Arguably the most famous animal to come from Decorah has made its way to Northern Minnesota and Wisconsin.
Bald Eagle D-1 hatched at the Decorah Fish Hatchery earlier this year, under the watchful eyes of millions of Internet viewers.
She was fitted with a satellite transmitter on July 12 and remained a Decorah resident about another month.
Then, Aug. 14, she flew away.
Thanks to the transmitter researchers have been able to track many of her moves. Researchers download data from the satellite each morning from the previous day.
Her first day away from Decorah, D-1 was logged near the Minnesota/Iowa border and near Wykoff, Minn. Over the next week, she was logged near Pepin, Wisconsin near the Mississippi River and Luck in Central.
Since then, D-1 has largely been in the Yellow Lake vicinity.
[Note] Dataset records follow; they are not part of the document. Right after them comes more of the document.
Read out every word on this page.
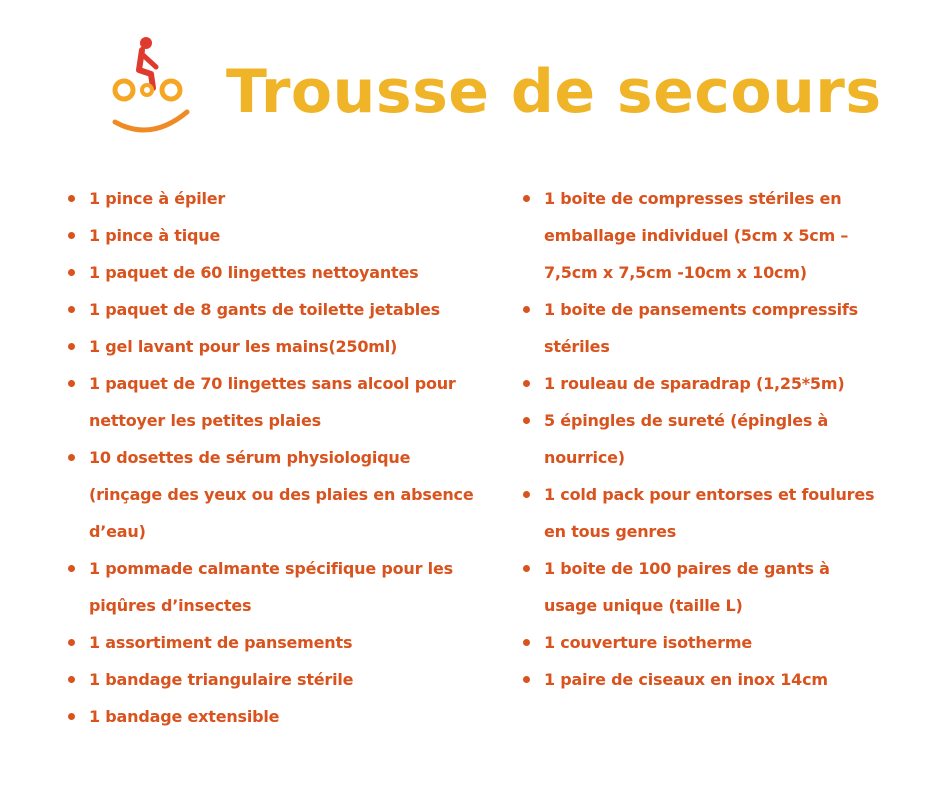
Trousse de secours
1 pince à épiler
1 pince à tique
1 paquet de 60 lingettes nettoyantes
1 paquet de 8 gants de toilette jetables
1 gel lavant pour les mains(250ml)
1 paquet de 70 lingettes sans alcool pour nettoyer les petites plaies
10 dosettes de sérum physiologique (rinçage des yeux ou des plaies en absence d’eau)
1 pommade calmante spécifique pour les piqûres d’insectes
1 assortiment de pansements
1 bandage triangulaire stérile
1 bandage extensible
1 boite de compresses stériles en emballage individuel (5cm x 5cm – 7,5cm x 7,5cm -10cm x 10cm)
1 boite de pansements compressifs stériles
1 rouleau de sparadrap (1,25*5m)
5 épingles de sureté (épingles à nourrice)
1 cold pack pour entorses et foulures en tous genres
1 boite de 100 paires de gants à usage unique (taille L)
1 couverture isotherme
1 paire de ciseaux en inox 14cm
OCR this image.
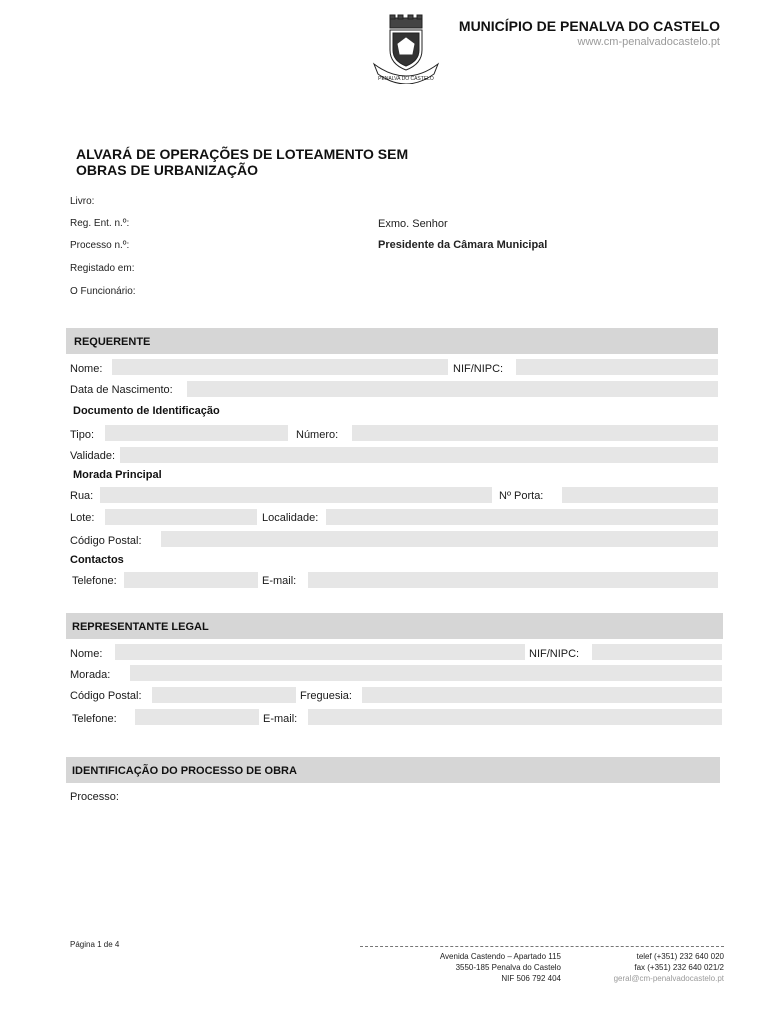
PENALVA DO CASTELO
MUNICÍPIO DE PENALVA DO CASTELO
www.cm-penalvadocastelo.pt
ALVARÁ DE OPERAÇÕES DE LOTEAMENTO SEM
OBRAS DE URBANIZAÇÃO
Livro:
Reg. Ent. n.º:
Processo n.º:
Registado em:
O Funcionário:
Exmo. Senhor
Presidente da Câmara Municipal
REQUERENTE
Nome:	NIF/NIPC:
Data de Nascimento:
Documento de Identificação
Tipo:	Número:
Validade:
Morada Principal
Rua:	Nº Porta:
Lote:	Localidade:
Código Postal:
Contactos
Telefone:	E-mail:
REPRESENTANTE LEGAL
Nome:	NIF/NIPC:
Morada:
Código Postal:	Freguesia:
Telefone:	E-mail:
IDENTIFICAÇÃO DO PROCESSO DE OBRA
Processo:
Página 1 de 4
Avenida Castendo – Apartado 115
3550-185 Penalva do Castelo
NIF 506 792 404
telef (+351) 232 640 020
fax (+351) 232 640 021/2
geral@cm-penalvadocastelo.pt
A photograph was taken of her Wednesday, Sept. 28, about three miles from Yellow Lake, Wis.
The photographer, who has asked to remain anonymous, said she looked healthy, relaxed and interacted with other local eagles.
Researchers are certain D-1 was the eagle in the picture because her satellite transmitter was visible, and she was tracked down using telemetry, Anderson said.
"Most everyone was completely surprised by her northern travels," said Bob Anderson, director of the Raptor Research Project. "Some of us thought she may go to a nearby livestock farm, but for her to head to Northern Minnesota and Wisconsin was most interesting."
During her travels, D-1 made friends with other eagles, having been seen with both immature and adult eagles.
The biggest risks to her safety are probably having a reduced fear of humans and vehicles, Anderson said.
It will be at least three more years before she breeds, he said.